On Wander/Wonder, Tri-Angle Records wunderkind Balam Acab uses water noises in the same way that a rock band would make use of distorted guitar, or a young tear-out dubstep DJ might apply fetishism to Native Instruments Massive VST software. Water, bubbling or flowing, exists as a centrality in Balam Acab's sound, and as English music journal The Wire recently observed, is possibly the heaviest use of this nature noise we've seen on record since A.R Kane in their heyday.

Existing as a linear eight song suite, Wander/Wonder matches Balam Acab's love of the aquatic with a delicate tightrope walk between swirling, kaleidoscopic synthesiser textures, gritty sample loops and weightless angelic voices - elements which were key motifs in his 2010 debut EP See Birds (also released on Tri-Angle Records).

As with See Birds, there is a bit of pop to Wander/Wonder and a bit of the experimental.

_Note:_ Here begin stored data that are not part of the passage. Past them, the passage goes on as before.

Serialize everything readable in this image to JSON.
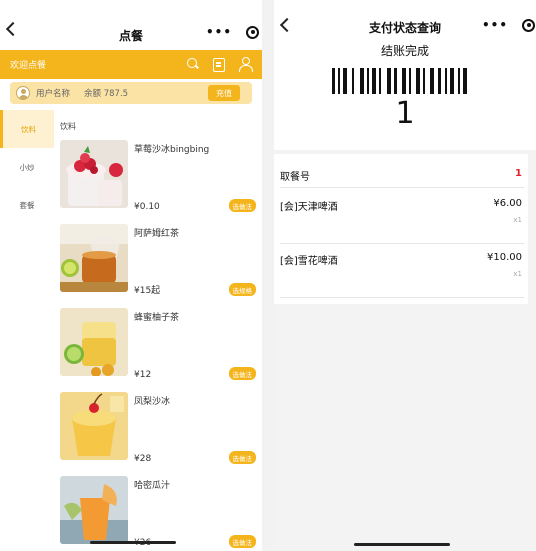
{
  "left": {
    "nav_title": "点餐",
    "more_dots": "•••",
    "welcome": "欢迎点餐",
    "user_name": "用户名称",
    "balance": "余额 787.5",
    "recharge": "充值",
    "categories": [
      "饮料",
      "小炒",
      "套餐"
    ],
    "section_title": "饮料",
    "products": [
      {
        "name": "草莓沙冰bingbing",
        "price": "¥0.10",
        "button": "选做法"
      },
      {
        "name": "阿萨姆红茶",
        "price": "¥15起",
        "button": "选规格"
      },
      {
        "name": "蜂蜜柚子茶",
        "price": "¥12",
        "button": "选做法"
      },
      {
        "name": "凤梨沙冰",
        "price": "¥28",
        "button": "选做法"
      },
      {
        "name": "哈密瓜汁",
        "price": "¥26",
        "button": "选做法"
      }
    ]
  },
  "right": {
    "nav_title": "支付状态查询",
    "more_dots": "•••",
    "status": "结账完成",
    "pickup_number": "1",
    "pickup_label": "取餐号",
    "pickup_value": "1",
    "items": [
      {
        "name": "[会]天津啤酒",
        "price": "¥6.00",
        "qty": "x1"
      },
      {
        "name": "[会]雪花啤酒",
        "price": "¥10.00",
        "qty": "x1"
      }
    ]
  },
  "colors": {
    "accent": "#f4b41c",
    "accent_light": "#fbe3a6",
    "red": "#e0202b"
  }
}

It's music with a genuine weight and physicality, constructed on a bedroom set-up with the aspirations of a big budget studio hit-maker. With See Birds, Balam Acab balanced these two polar pulls to the extent where he managed to position the title tune as the soundtrack to a L'Oréal advert staring Beyonce, and obtain lauded critical acclaim within from both the blogosphere and traditional print media. Repositioned on a level where he now counts the likes of Anne Hathaway and Ellen Page amongst his fan base, it's going to be exciting to see what foreign cultural shores some of these message-in-a-bottle style soundworlds will wash up on over the next year.

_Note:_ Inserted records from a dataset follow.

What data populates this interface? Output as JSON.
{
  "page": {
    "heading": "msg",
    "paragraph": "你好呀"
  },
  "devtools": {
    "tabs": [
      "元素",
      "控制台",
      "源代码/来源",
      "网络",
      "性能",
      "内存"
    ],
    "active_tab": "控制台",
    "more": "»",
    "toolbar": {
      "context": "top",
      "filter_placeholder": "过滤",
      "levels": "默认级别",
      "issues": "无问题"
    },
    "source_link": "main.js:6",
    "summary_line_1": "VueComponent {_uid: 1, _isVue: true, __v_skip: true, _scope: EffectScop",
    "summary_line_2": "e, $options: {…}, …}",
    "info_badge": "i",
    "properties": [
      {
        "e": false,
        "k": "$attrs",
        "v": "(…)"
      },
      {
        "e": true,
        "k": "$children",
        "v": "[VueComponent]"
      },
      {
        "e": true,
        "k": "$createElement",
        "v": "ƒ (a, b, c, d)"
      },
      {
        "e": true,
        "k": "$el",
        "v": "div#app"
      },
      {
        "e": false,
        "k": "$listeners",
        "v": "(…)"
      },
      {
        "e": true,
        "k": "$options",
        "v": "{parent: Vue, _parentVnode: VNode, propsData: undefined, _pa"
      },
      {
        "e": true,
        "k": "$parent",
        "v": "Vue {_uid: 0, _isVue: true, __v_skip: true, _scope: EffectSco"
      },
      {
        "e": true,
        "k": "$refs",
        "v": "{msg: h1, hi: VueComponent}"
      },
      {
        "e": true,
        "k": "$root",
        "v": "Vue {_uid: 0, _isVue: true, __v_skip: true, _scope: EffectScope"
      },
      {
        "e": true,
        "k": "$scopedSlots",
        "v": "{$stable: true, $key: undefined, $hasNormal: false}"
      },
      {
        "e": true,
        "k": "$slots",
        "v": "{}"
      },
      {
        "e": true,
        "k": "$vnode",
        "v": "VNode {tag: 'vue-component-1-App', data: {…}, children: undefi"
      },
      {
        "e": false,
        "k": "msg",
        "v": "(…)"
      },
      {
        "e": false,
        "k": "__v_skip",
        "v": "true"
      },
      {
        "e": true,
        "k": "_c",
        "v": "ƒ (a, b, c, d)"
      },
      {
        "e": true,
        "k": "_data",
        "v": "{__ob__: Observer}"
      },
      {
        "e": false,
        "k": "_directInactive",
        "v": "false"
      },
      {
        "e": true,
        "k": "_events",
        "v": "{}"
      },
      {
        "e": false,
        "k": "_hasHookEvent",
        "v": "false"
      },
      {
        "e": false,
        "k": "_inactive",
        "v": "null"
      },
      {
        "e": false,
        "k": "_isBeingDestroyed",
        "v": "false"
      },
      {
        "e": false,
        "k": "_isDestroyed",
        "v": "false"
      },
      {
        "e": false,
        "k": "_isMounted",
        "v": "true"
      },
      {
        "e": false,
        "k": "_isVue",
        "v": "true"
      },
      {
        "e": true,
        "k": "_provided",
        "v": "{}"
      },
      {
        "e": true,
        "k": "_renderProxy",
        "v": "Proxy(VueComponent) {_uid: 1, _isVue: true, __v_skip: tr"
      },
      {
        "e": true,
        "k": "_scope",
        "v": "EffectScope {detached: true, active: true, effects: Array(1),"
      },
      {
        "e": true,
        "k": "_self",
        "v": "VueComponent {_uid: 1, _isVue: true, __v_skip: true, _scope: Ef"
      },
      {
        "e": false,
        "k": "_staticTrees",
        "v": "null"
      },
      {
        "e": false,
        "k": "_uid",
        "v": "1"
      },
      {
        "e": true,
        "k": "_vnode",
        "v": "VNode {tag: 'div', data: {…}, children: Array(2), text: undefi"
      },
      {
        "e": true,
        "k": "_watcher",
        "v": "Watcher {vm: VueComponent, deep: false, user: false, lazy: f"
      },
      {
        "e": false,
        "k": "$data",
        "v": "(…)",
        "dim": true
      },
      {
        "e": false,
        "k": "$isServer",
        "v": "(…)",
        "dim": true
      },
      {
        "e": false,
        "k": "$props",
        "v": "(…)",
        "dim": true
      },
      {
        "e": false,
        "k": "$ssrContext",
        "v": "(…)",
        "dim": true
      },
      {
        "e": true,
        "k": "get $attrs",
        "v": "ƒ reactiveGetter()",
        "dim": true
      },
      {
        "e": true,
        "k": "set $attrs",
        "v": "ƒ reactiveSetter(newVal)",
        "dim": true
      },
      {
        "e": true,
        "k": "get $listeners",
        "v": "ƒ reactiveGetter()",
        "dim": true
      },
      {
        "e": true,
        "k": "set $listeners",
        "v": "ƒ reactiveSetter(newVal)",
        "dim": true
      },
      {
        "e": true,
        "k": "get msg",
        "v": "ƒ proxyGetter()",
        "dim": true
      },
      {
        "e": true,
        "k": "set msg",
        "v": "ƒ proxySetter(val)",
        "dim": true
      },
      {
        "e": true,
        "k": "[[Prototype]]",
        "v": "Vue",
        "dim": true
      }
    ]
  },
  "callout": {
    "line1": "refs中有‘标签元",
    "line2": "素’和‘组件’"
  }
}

Across the record, be it the humorously titled introductory track 'Welcome', album centrepiece 'Expect' or the elegant coda, 'Fragile Hope', Balam Acab does in a sense, work Wander/Wonder to certain formulas. The songs start slowly and quietly, gradually building momentum, like a slowly waking lion dosed on novocaine. Once awake (which generally happens within 30 seconds to a minute and a half), the songs tend to burst at their seams, pouring echoed rhythms, submarine deep bass tones and twirling voice sample and synth combinations onto the listener with the force of a tsunami reaching land.

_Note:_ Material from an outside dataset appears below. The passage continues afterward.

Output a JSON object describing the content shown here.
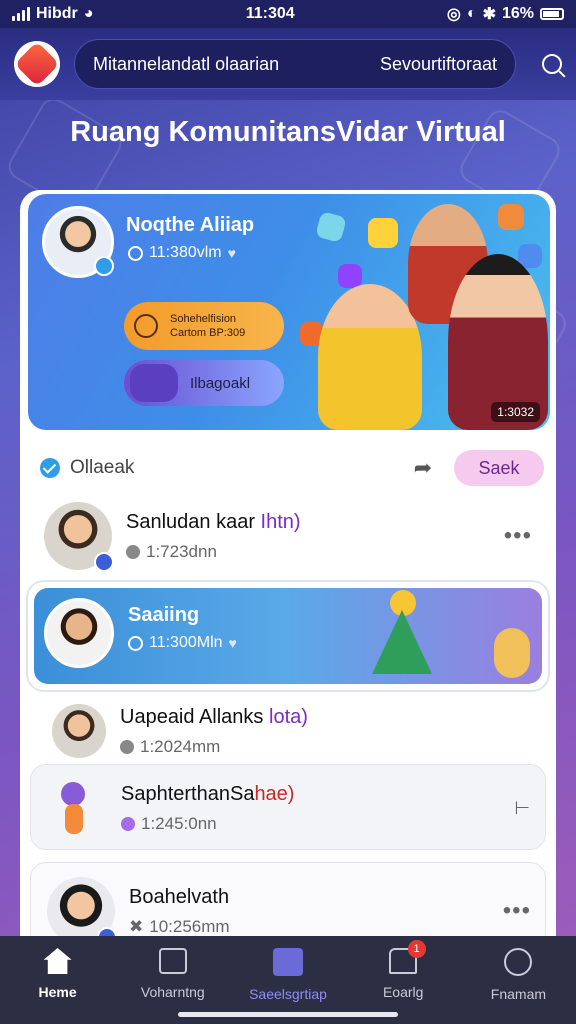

Within online discussion, much has been made of the lead single 'Oh, Why', a track that literally sounds like a mermaid ball held deep within the depths of the sunken city of Atlantis. The synthesis between samples that sound like they're from the 1930s and worming futuristic stabs is certainly something, no doubt, but in truth, upon repeated, focused listening, the majority of water connected numbers on Wander/Wonder offer similar aural thrills. This is music which is truly about tension and release, fuse and ignition, or however else you want to describe the peak/valley dynamic. Maybe it's best looked at as a river, naturally damming up at points until the pressure becomes too much, the clutter bursts, and the water runs free, wild and unmitigated. Eventually, the dance begins again, repeating itself over and over, ad infinitum, much like the endless, indiscriminate cycles of mother nature herself.